Lessons Learned and Best Practices

1. Configuration is Critical

The most common issues I encountered were configuration-related. Key tips:

  • Always restart Claude Desktop after config changes
  • Use absolute paths in server configurations
  • Verify JSON syntax in configuration files

2. API Design Matters

The NWS API’s structure influenced my tool design. Key considerations:

  • Clear parameter descriptions help Claude make better tool choices
  • Consistent error messaging improves user experience
  • Structured responses are easier for Claude to interpret

3. Debugging Strategies

When things go wrong:

  • Check Claude Desktop logs: ~/Library/Logs/Claude/mcp*.log
  • Test the server independently before integration
  • Validate JSON configurations with online validators

Future work

The tutorial’s foundation makes extensions straightforward. I’m considering:

  • More tools: Adding tools for this MCP server
  • Other languages: Implementing the server in other programming languages like Go or Rust
  • MCP Client: Building a custom MCP client to interact with MCP servers

Conclusion

Since Anthropic released the MCP protocol in November, I’ve been closely following the industry’s response to it. To be honest, I believe the industry has somewhat underestimated the significance of the MCP protocol. I am confident that MCP will become the de facto standard in this space.

Building this weather server was more than just following a tutorial—it was a glimpse into the future of AI tool integration. The combination of MCP’s standardized protocol, Claude’s intelligent tool selection, and practical real-world APIs creates a powerful foundation for AI-enhanced applications.

The weather server demonstrates how MCP can transform complex API interactions into simple, conversational experiences. Instead of remembering API endpoints, query parameters, and response formats, users can simply ask “What’s the weather like?” and get intelligent, contextual responses.
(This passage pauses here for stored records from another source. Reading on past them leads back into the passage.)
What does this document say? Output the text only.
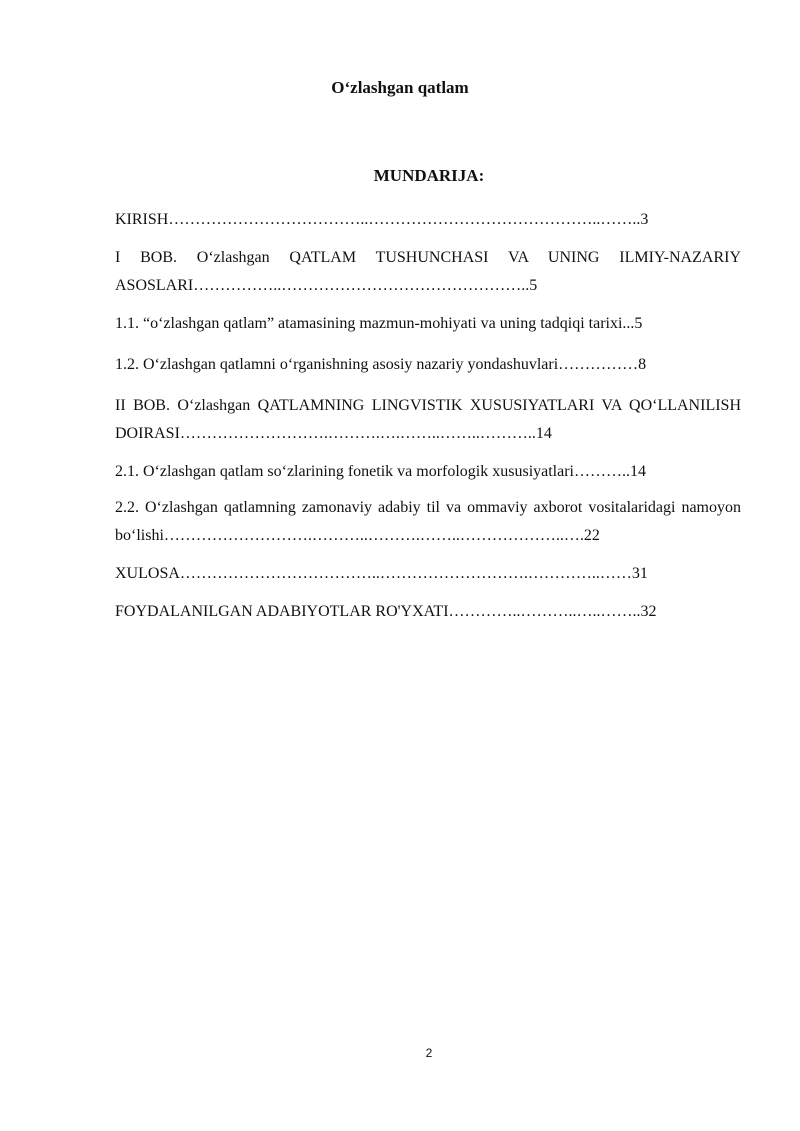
O‘zlashgan qatlam
MUNDARIJA:
KIRISH………………………………..……………………………………..……..3
I BOB. O‘zlashgan QATLAM TUSHUNCHASI VA UNING ILMIY-NAZARIY ASOSLARI……………..………………………………………..5
1.1. “o‘zlashgan qatlam” atamasining mazmun-mohiyati va uning tadqiqi tarixi...5
1.2. O‘zlashgan qatlamni o‘rganishning asosiy nazariy yondashuvlari……………8
II BOB. O‘zlashgan QATLAMNING LINGVISTIK XUSUSIYATLARI VA QO‘LLANILISH DOIRASI……………………….……….….……..……..………..14
2.1. O‘zlashgan qatlam so‘zlarining fonetik va morfologik xususiyatlari………..14
2.2. O‘zlashgan qatlamning zamonaviy adabiy til va ommaviy axborot vositalaridagi namoyon bo‘lishi……………………….………..……….……..………………..….22
XULOSA………………………………..……………………….…………..……31
FOYDALANILGAN ADABIYOTLAR RO'YXATI…………..………..…..……..32
2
If you’re building AI applications that need external data or tools, invest time in understanding MCP. The initial learning curve pays dividends in reduced complexity and improved user experience.

The future of AI isn’t just about better models—it’s about better integration between AI and the tools we use every day. MCP is a significant step in that direction, and this weather server project shows just how accessible that future can be.